Algo Trading in Cryptocurrency space holds the following features:

  • Infant market: Crypto Market is extremely young and far less saturated than other financial markets although there are thousands of coins, tokens and transactions active every single day.
  • Volatility: being an infant market, cryptocurrencies are extremely volatile and are highly susceptible to erroneous price movements on a daily basis.
  • 24/7 access: You can trade cryptos anytime, anywhere cuz this market is open all day.
  • Retail — Driven: Rarely does the cryptocurrency market have institutional participation, it brings an excellent prospect for retail investors to get ahead of the curve and execute strategies in a less saturated market.

4 COMMON COMPONENTS OF ALGORITHMIC TRADING

  1. Data — information and data is the key of algorithmic systems.
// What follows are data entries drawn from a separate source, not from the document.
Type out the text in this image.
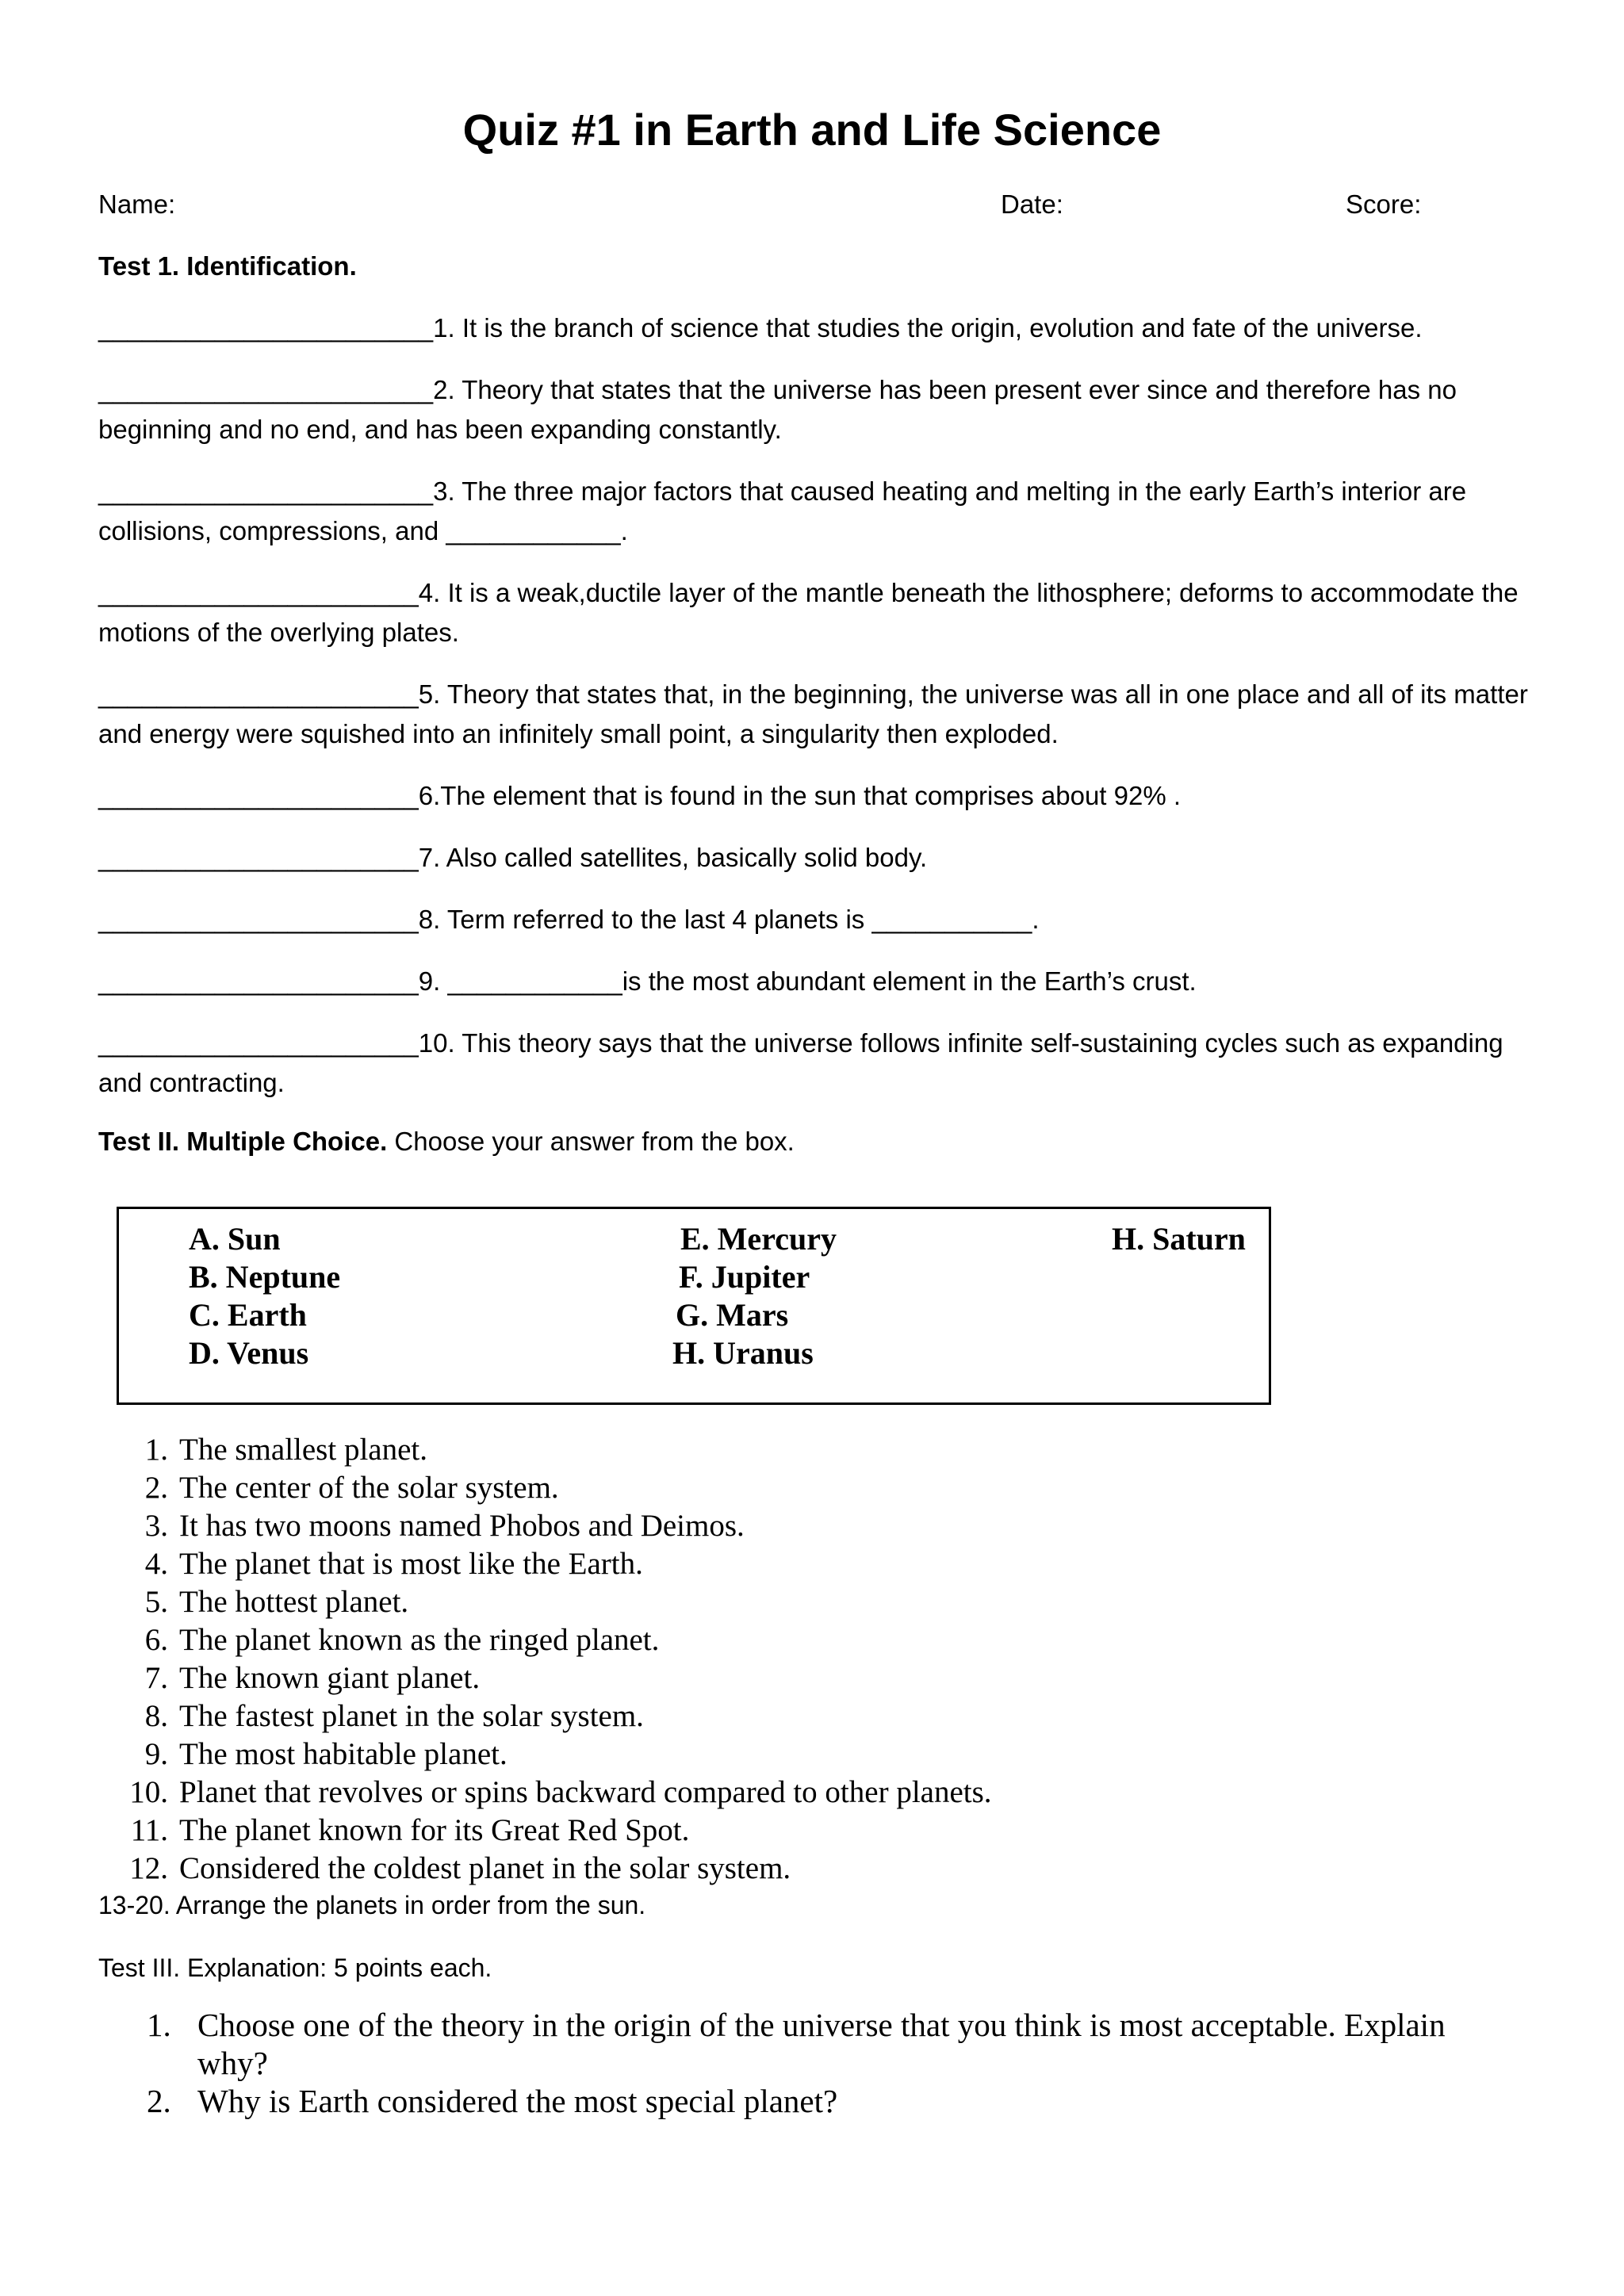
Quiz #1 in Earth and Life Science
Name:	Date:	Score:
Test 1. Identification.
_______________________1. It is the branch of science that studies the origin, evolution and fate of the universe.
_______________________2. Theory that states that the universe has been present ever since and therefore has no beginning and no end, and has been expanding constantly.
_______________________3. The three major factors that caused heating and melting in the early Earth’s interior are collisions, compressions, and ____________.
______________________4. It is a weak,ductile layer of the mantle beneath the lithosphere; deforms to accommodate the motions of the overlying plates.
______________________5. Theory that states that, in the beginning, the universe was all in one place and all of its matter and energy were squished into an infinitely small point, a singularity then exploded.
______________________6.The element that is found in the sun that comprises about 92% .
______________________7. Also called satellites, basically solid body.
______________________8. Term referred to the last 4 planets is ___________.
______________________9. ____________is the most abundant element in the Earth’s crust.
______________________10. This theory says that the universe follows infinite self-sustaining cycles such as expanding and contracting.
Test II. Multiple Choice. Choose your answer from the box.
A. Sun
B. Neptune
C. Earth
D. Venus
E. Mercury
F. Jupiter
G. Mars
H. Uranus
H. Saturn
1. The smallest planet.
2. The center of the solar system.
3. It has two moons named Phobos and Deimos.
4. The planet that is most like the Earth.
5. The hottest planet.
6. The planet known as the ringed planet.
7. The known giant planet.
8. The fastest planet in the solar system.
9. The most habitable planet.
10. Planet that revolves or spins backward compared to other planets.
11. The planet known for its Great Red Spot.
12. Considered the coldest planet in the solar system.
13-20. Arrange the planets in order from the sun.
Test III. Explanation: 5 points each.
1. Choose one of the theory in the origin of the universe that you think is most acceptable. Explain why?
2. Why is Earth considered the most special planet?
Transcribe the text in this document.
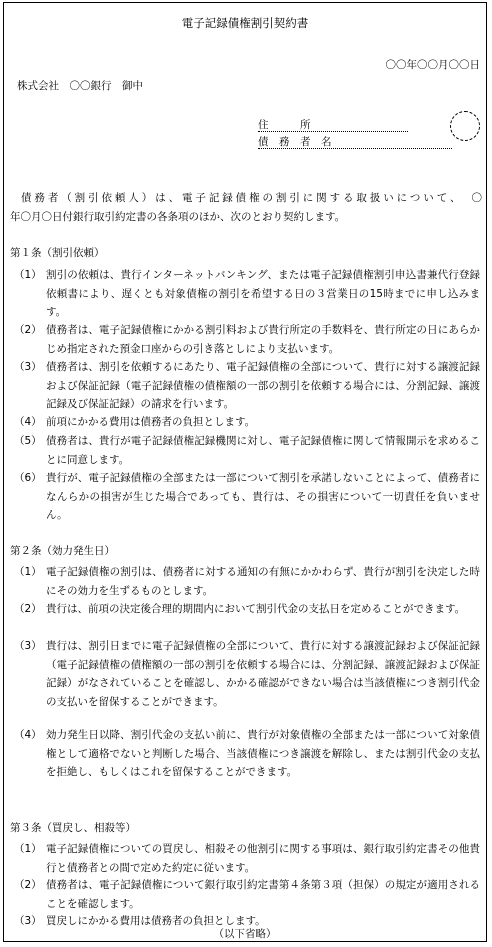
電子記録債権割引契約書
〇〇年〇〇月〇〇日
株式会社　〇〇銀行　御中
住　　　所
債　務　者　名
債務者（割引依頼人）は、電子記録債権の割引に関する取扱いについて、　〇
年〇月〇日付銀行取引約定書の各条項のほか、次のとおり契約します。
第１条（割引依頼）
（1） 割引の依頼は、貴行インターネットバンキング、または電子記録債権割引申込書兼代行登録依頼書により、遅くとも対象債権の割引を希望する日の３営業日の15時までに申し込みます。
（2） 債務者は、電子記録債権にかかる割引料および貴行所定の手数料を、貴行所定の日にあらかじめ指定された預金口座からの引き落としにより支払います。
（3） 債務者は、割引を依頼するにあたり、電子記録債権の全部について、貴行に対する譲渡記録および保証記録（電子記録債権の債権額の一部の割引を依頼する場合には、分割記録、譲渡記録及び保証記録）の請求を行います。
（4） 前項にかかる費用は債務者の負担とします。
（5） 債務者は、貴行が電子記録債権記録機関に対し、電子記録債権に関して情報開示を求めることに同意します。
（6） 貴行が、電子記録債権の全部または一部について割引を承諾しないことによって、債務者になんらかの損害が生じた場合であっても、貴行は、その損害について一切責任を負いません。
第２条（効力発生日）
（1） 電子記録債権の割引は、債務者に対する通知の有無にかかわらず、貴行が割引を決定した時にその効力を生ずるものとします。
（2） 貴行は、前項の決定後合理的期間内において割引代金の支払日を定めることができます。
（3） 貴行は、割引日までに電子記録債権の全部について、貴行に対する譲渡記録および保証記録（電子記録債権の債権額の一部の割引を依頼する場合には、分割記録、譲渡記録および保証記録）がなされていることを確認し、かかる確認ができない場合は当該債権につき割引代金の支払いを留保することができます。
（4） 効力発生日以降、割引代金の支払い前に、貴行が対象債権の全部または一部について対象債権として適格でないと判断した場合、当該債権につき譲渡を解除し、または割引代金の支払を拒絶し、もしくはこれを留保することができます。
第３条（買戻し、相殺等）
（1） 電子記録債権についての買戻し、相殺その他割引に関する事項は、銀行取引約定書その他貴行と債務者との間で定めた約定に従います。
（2） 債務者は、電子記録債権について銀行取引約定書第４条第３項（担保）の規定が適用されることを確認します。
（3） 買戻しにかかる費用は債務者の負担とします。
（以下省略）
The data used include structured data (like CSV files, spreadsheet,…) and unstructured data (such as news, media, audio and video).
  2. Model — Model reflects how the real world is perceived by algo trading systems. They are formed on the basis of financial models which are to infer the dynamics of the market and point out the eventualities.
  3. Execution — The execution of algo trading systems ensure all the trigger points are established meeting functional and non-functional requirements that have been hard-coded in the system.
  4. Monitor — relating to monitoring algo systems through various financial metrics including Sharpe Ratio, Treynor Ratio and ROI.

TRADING EXECUTION ALGORITHMS

Trading Execution Algorithms refer to the use of predictive analytics by advisors to recognize performance and take advantage of patterns that can be indiscernible to human traders for their clients.

There are 3 popular used Trading Execution Algorithms: Time Weighted Average Price (TWAP), Volume Weighted Average Price (VWAP) and Percent of Value (PoV).

  • TWAP: an order will be broken into small pieces which then are executed during trading day, normally at 5-minutes intervals.
  • VWAP: Split the order into smaller pieces based on average weighted volume which are estimated every 5-minutes intervals and historical trading information.
  • PoV: Calculate the smaller blocks based on the percentage of participation in the market. This one could avoid excessive impact on market pricing.

With a good understanding of the most basic trade execution algorithms, you can add value to your clients and mitigate the risk of negative performance to their portfolios!